Fuente: Reuters, Sidney, Australia. 21 de marzo de 2007
A 16th-century map from the Vallard Atlas appears to mark geographical sites along Australias east coast in Portuguese, although the orientation of part of the map is off. In a newly published book, Peter Trickett says this is because the Portuguese charts were misaligned when they were copied. Photo: National Library of Australia
(2) Map proves Portuguese discovered Australia: new book
By Michael Perry
SYDNEY (Reuters) - A 16th century maritime map in a Los Angeles library vault proves that Portuguese adventurers, not British or Dutch, were the first Europeans to discover Australia, says a new book which details the secret discovery of Australia.
The book "Beyond Capricorn" says the map, which accurately marks geographical sites along Australias east coast in Portuguese, proves that Portuguese seafarer Christopher de Mendonca lead a fleet of four ships into Botany Bay in 1522 -- almost 250 years before Britains Captain James Cook.
Australian author Peter Trickett said that when he enlarged the small map he could recognize all the headlands and bays in Botany Bay in Sydney -- the site where Cook claimed Australia for Britain in 1770.
"It was even so accurate that I found I could draw in the modern airport runways, to scale in the right place, without any problem at all," Trickett told Reuters on Wednesday.
Trickett said he stumbled across a copy of the map while browsing through a Canberra book shop eight years ago.
He said the shop had a reproduction of the Vallard Atlas, a collection of 15 hand drawn maps completed no later than 1545 in France. The maps represented the known world at the time.
Two of the maps called "Terra Java" had a striking similarity to Australias east coast except at one point the coastline jutted out at right angles for 1,500 km (932 miles).
"There was something familiar about them but they were not quite right -- that was the puzzle. How did they come to have all these Portuguese place names?," Trickett said.
Trickett believed the cartographers who drew the Vallard maps had wrongly aligned two Portuguese charts they were copying from.
It is commonly accepted that the French cartographers used maps and "portolan" charts acquired illegally from Portugal and Portuguese vessels that had been captured, Trickett said.

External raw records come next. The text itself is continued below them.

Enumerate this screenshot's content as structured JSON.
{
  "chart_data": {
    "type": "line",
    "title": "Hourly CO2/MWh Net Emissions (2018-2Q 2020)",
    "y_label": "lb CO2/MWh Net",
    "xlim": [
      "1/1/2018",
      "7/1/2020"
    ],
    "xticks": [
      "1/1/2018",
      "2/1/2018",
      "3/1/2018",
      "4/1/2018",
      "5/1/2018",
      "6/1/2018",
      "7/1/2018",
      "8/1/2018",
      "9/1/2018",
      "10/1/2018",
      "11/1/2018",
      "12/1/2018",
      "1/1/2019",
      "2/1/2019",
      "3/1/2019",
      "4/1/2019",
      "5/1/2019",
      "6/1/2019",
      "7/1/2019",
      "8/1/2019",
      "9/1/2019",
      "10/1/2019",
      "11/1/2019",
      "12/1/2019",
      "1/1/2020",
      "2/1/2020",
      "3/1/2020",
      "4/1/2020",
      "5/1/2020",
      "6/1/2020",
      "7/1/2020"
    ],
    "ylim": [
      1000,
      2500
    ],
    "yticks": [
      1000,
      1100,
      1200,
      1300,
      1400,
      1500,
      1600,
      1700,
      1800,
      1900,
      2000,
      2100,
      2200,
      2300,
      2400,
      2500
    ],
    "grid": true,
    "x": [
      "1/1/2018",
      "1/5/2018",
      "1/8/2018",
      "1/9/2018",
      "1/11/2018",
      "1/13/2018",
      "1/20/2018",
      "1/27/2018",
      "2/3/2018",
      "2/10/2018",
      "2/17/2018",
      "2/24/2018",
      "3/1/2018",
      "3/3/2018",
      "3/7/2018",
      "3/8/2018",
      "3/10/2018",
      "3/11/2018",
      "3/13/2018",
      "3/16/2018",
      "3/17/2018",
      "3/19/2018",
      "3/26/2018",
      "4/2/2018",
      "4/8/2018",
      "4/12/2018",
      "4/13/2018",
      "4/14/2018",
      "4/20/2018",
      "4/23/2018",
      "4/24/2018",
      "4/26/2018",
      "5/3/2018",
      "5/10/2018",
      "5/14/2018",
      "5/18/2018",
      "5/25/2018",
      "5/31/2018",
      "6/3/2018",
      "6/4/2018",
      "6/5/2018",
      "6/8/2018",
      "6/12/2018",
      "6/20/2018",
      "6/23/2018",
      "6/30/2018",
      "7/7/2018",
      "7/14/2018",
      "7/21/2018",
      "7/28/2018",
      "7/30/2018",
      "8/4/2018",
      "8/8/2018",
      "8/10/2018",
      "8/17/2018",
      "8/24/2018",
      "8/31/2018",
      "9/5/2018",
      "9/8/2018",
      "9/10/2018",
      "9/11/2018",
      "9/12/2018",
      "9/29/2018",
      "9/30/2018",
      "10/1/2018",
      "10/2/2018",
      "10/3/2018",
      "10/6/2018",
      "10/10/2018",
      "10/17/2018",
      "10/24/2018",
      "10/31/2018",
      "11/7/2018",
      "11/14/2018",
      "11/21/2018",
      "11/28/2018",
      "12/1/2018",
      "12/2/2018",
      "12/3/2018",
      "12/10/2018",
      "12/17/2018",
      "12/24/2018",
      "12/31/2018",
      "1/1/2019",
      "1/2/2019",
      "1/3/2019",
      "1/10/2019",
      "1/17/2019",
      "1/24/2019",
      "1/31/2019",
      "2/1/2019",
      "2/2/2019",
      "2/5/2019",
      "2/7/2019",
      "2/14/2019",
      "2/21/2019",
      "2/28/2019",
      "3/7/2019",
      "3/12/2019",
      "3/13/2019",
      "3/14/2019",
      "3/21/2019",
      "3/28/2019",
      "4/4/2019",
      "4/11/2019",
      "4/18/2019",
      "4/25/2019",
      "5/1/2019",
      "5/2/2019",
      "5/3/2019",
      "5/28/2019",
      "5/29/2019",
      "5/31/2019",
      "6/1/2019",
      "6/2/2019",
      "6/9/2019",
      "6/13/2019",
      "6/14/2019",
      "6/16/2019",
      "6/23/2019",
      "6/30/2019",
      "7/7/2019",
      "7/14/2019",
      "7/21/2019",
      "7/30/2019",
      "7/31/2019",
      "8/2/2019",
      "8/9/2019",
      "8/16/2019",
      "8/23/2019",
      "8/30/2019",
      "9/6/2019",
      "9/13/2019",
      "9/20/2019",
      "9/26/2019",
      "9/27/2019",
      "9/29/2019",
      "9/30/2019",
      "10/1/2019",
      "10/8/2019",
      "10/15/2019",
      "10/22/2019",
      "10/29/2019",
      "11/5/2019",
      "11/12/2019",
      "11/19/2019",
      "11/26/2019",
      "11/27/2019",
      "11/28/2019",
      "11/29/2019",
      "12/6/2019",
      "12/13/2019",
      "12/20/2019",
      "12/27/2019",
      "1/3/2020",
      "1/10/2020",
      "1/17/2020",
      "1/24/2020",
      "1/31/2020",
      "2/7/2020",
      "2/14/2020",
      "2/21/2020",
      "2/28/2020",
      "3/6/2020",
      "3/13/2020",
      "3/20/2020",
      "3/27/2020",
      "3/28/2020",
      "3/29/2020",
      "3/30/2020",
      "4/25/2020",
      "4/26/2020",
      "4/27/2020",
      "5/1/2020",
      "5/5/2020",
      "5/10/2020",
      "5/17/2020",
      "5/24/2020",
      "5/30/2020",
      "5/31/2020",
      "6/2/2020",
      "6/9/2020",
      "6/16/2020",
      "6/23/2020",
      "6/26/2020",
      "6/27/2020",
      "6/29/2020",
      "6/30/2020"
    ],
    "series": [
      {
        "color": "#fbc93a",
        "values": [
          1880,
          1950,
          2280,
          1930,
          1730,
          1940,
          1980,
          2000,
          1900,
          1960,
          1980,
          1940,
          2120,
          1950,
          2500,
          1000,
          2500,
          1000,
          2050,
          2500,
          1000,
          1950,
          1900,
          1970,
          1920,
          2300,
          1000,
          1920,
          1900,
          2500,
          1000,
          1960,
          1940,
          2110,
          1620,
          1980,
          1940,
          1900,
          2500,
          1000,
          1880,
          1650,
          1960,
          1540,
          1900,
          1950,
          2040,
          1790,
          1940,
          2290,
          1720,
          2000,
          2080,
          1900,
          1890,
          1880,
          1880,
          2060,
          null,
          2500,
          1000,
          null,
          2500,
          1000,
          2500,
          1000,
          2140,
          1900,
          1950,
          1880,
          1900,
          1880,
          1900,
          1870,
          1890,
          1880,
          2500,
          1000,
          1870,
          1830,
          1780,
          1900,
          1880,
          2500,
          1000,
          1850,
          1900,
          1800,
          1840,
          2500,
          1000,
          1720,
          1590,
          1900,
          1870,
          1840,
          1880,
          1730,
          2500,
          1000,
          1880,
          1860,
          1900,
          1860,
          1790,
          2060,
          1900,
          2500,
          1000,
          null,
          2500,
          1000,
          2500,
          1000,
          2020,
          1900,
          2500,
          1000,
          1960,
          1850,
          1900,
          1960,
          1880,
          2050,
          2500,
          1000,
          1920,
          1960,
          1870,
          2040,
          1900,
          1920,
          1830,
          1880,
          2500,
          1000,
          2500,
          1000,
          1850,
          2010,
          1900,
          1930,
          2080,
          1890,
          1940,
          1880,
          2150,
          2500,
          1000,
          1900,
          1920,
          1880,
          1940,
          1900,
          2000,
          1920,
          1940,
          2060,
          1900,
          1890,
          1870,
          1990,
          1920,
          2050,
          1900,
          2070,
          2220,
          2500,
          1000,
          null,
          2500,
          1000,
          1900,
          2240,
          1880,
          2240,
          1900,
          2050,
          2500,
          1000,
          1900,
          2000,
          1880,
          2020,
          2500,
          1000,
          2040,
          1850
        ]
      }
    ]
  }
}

"The original portolan maps would have been drawn on animal hide parchments, usually sheep or goat skin, of limited size," he explained. "For a coastline the length of eastern Australia, some 3,500 kms, they would have been 3 to 4 charts."
"The Vallard cartographer has put these individual charts together like a jigsaw puzzle. Without clear compass markings its possible to join the southern chart in two different ways. My theory is it had been wrongly joined."

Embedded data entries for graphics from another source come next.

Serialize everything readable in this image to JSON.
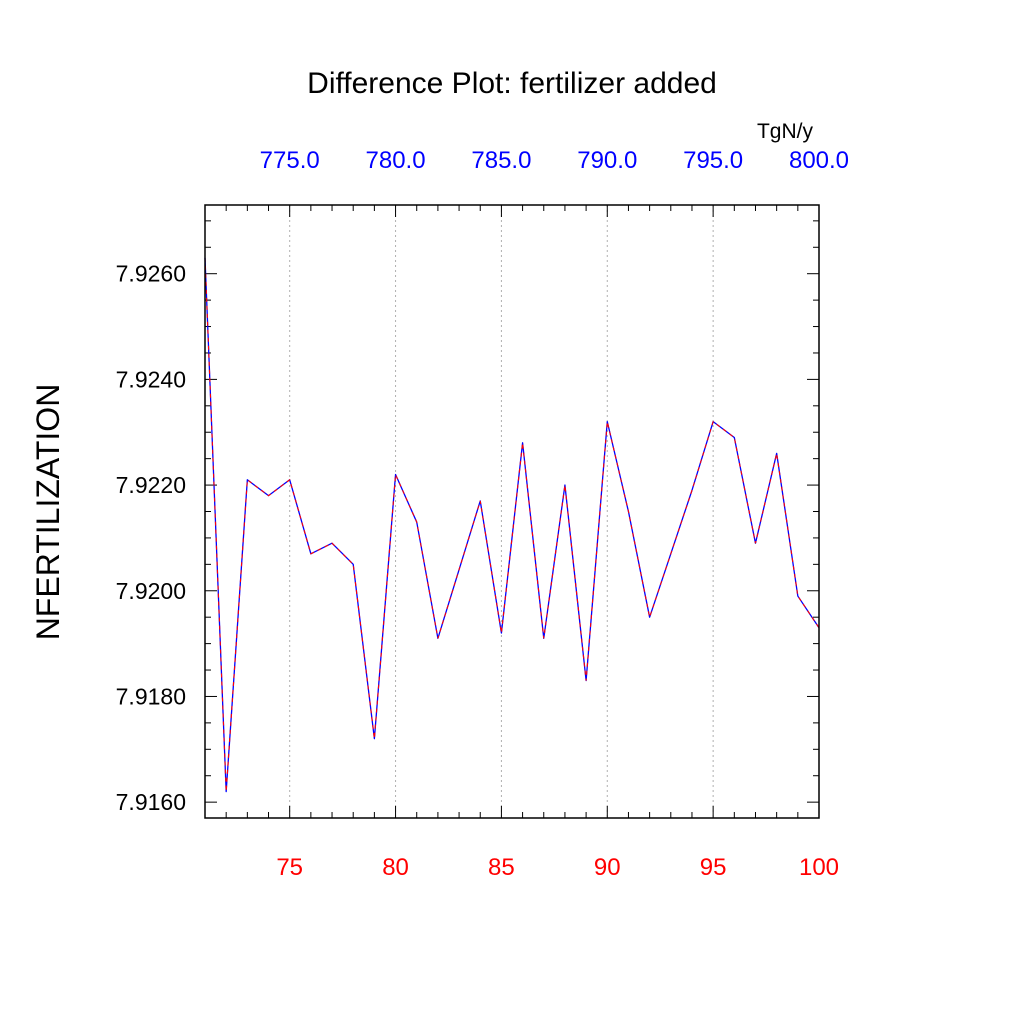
{
  "chart_data": {
    "type": "line",
    "title": "Difference Plot: fertilizer added",
    "ylabel": "NFERTILIZATION",
    "units": "TgN/y",
    "xlim": [
      71,
      100
    ],
    "ylim": [
      7.9157,
      7.9273
    ],
    "x": [
      71,
      72,
      73,
      74,
      75,
      76,
      77,
      78,
      79,
      80,
      81,
      82,
      83,
      84,
      85,
      86,
      87,
      88,
      89,
      90,
      91,
      92,
      93,
      94,
      95,
      96,
      97,
      98,
      99,
      100
    ],
    "series": [
      {
        "color": "#0000ff",
        "values": [
          7.9263,
          7.9162,
          7.9221,
          7.9218,
          7.9221,
          7.9207,
          7.9209,
          7.9205,
          7.9172,
          7.9222,
          7.9213,
          7.9191,
          7.9204,
          7.9217,
          7.9192,
          7.9228,
          7.9191,
          7.922,
          7.9183,
          7.9232,
          7.9215,
          7.9195,
          7.9207,
          7.9219,
          7.9232,
          7.9229,
          7.9209,
          7.9226,
          7.9199,
          7.9193
        ]
      }
    ],
    "line_color_overlay": "#ff0000",
    "bottom_axis": {
      "color": "#ff0000",
      "ticks": [
        75,
        80,
        85,
        90,
        95,
        100
      ],
      "labels": [
        "75",
        "80",
        "85",
        "90",
        "95",
        "100"
      ]
    },
    "top_axis": {
      "color": "#0000ff",
      "ticks": [
        75,
        80,
        85,
        90,
        95,
        100
      ],
      "labels": [
        "775.0",
        "780.0",
        "785.0",
        "790.0",
        "795.0",
        "800.0"
      ]
    },
    "left_axis": {
      "ticks": [
        7.916,
        7.918,
        7.92,
        7.922,
        7.924,
        7.926
      ],
      "labels": [
        "7.9160",
        "7.9180",
        "7.9200",
        "7.9220",
        "7.9240",
        "7.9260"
      ]
    },
    "grid": "vertical-dotted",
    "legend": "none"
  }
}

Using a computer Trickett rotated the southern part of the Vallard map 90 degrees to produce a map which accurately depicts Australias east coast.
"They provided stunning proof that Portuguese ships made these daring voyages of discovery in the early 1520s, just a few years after they had sailed north of Australia to reach the Spice Islands -- the Moluccas. This was a century before the Dutch and 250 years before Captain Cook," he said.

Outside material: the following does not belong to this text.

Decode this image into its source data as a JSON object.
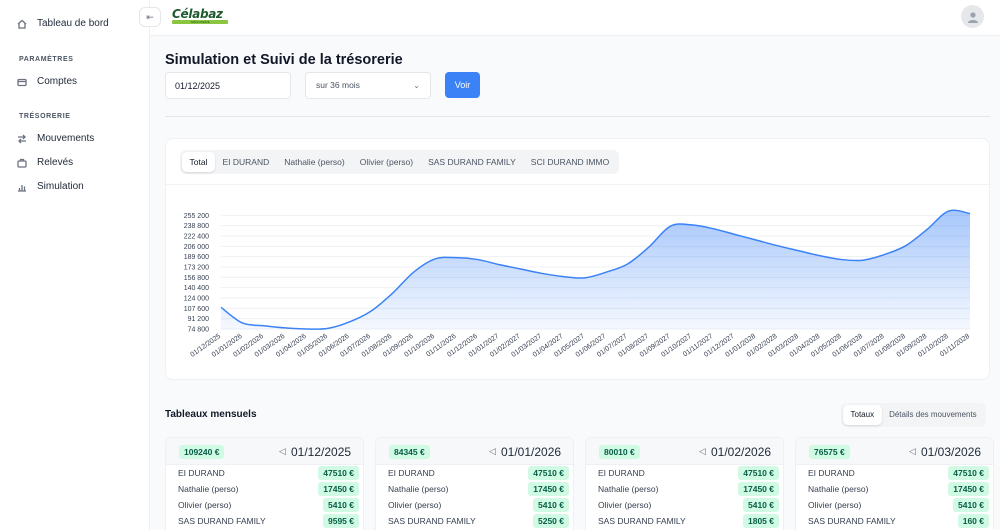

Trickett believes the original charts were made by Mendonca who set sail from the Portuguese base at Malacca with four ships on a secret mission to discover Marco Polos "Island of Gold" south of Java.
If Trickett is right, Mendoncas map shows he sailed past Fraser Island off Australias northeast coast, into Botany Bay in Sydney, and south to Kangaroo Island off southern Australia, before returning to Malacca via New Zealands north island.
Mendoncas discovery was kept secret to prevent other European powers reaching the new land, said Trickett, who believes his theory is supported by discoveries of 16th century Portuguese artifacts on the Australian and New Zealand coasts.